JS Bach: Cantatas, Vol. 33

In his second year as Cantor of St Thomas’s Church in Leipzig, Bach faced a daunting workload: composing and copying, rehearsing and performing, teaching, playing, organising his musicians. Yet his inspiration and invention were unparalleled.

Published: January 20, 2012 at 3:53 pm

COMPOSERS: JS Bach
LABELS: BIS
ALBUM TITLE: Johann Sebastian Bach
WORKS: Cantatas, Vol. 33: BWV 41, 92 & 130
PERFORMER: Yukari Nonoshita (soprano), Robin Blaze(countertenor), Jan Kobow (tenor),Dominik Wörner (bass); Bach CollegiumJapan/Masaaki Suzuki

In his second year as Cantor of St Thomas’s Church in Leipzig, Bach faced a daunting workload: composing and copying, rehearsing and performing, teaching, playing, organising his musicians. Yet his inspiration and invention were unparalleled.

For Michaelmas, September 1724, BWV 130 has a mighty chorus with trumpets and timpani, oboes, and strings; a bass aria with trumpets and drums alone – no strings; a pert gavotte for tenor, flute and plucked cello without continuo (Suzuki has identified the ‘pizzicato’ marking in Bach’s hand, and tacet, ‘silent’, in a copy of the organ part).

On New Year’s Day, in BWV 41, he produced another huge chorus, over 200 bars long, with stratospheric trumpets; a gentle Pastorale for soprano, with three oboes and bass playing teasingly unpredictable phrase-lengths; a reflective tenor aria wrapped in a florid angular line from violoncello piccolo (a mysterious instrument possibly of Bach’s own invention).

A month later, in BWV 92, a trio of two oboes d’amore and continuo weave seamless counterpoint around a chorale melody; a tornado of strings depict Satan’s rage… Bach had virtuoso performers at his disposal, stretching them in wonderfully inventive colours and textures.

Suzuki responds magnificently to the musical challenges, and his Bach Collegium to the staggering technical demands.
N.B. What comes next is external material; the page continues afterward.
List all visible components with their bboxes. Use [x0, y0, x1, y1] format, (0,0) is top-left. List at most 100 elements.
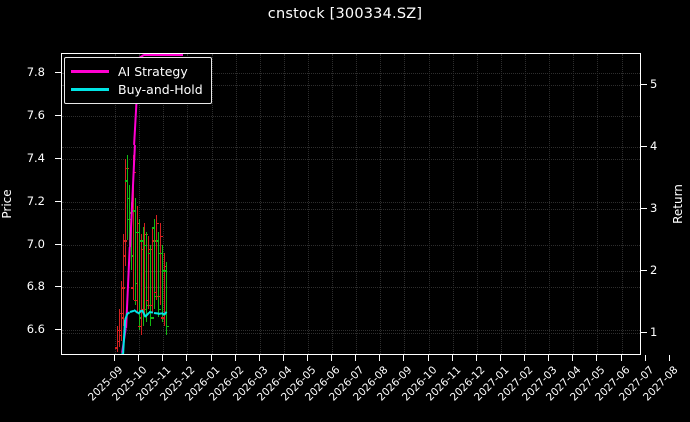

You simply won’t hear better natural trumpet playing– no valves, just lip-control – than the almost violinistic top line of the bass aria in BWV 130.

The violoncello piccolo in BWV 41, played here on a small cello, is beautifully managed, the continuo bass virtually redundant as the broken solo line sketches its own harmonic accompaniment to its melodic arabesques.

Of the soloists Dominik Wörner, though a light and lyrical voice, has plenty of dramatic force to depict ‘howling of rough winds’ in a wild duet with continuo in BWV 92; Jan Kobow seems effortlessly controlled within the piccolo cello’s flourishes; and Robin Blaze contributes two heartfelt recitatives.

If Yukari Nonoshita is tonally rather uneven in the first aria of BWV 41, her pinpoint intonation is impressive within this angular line. She is flowingly more at ease in BWV 92, clothed in oboe d’amore and pizzicato strings.

The Bach Collegium chorus, just eight voices in addition to the soloists, contributes to the clarity of texture. Every contrapuntal line is distinctive – a tribute, too, to the sound engineering.

Kobe Shoin Women’s University Chapel wraps a glorious bloom around the music, yet detail remains admirably clear, particularly in the SACD option with its added dimension of depth as well as width.

Only in BWV 92 is the sound balance better served by Koopman in Amsterdam’s Walloon Church. Suzuki’s distant oboes are less integrated, though later, in a simpler instrumental trio texture, everything falls neatly into place.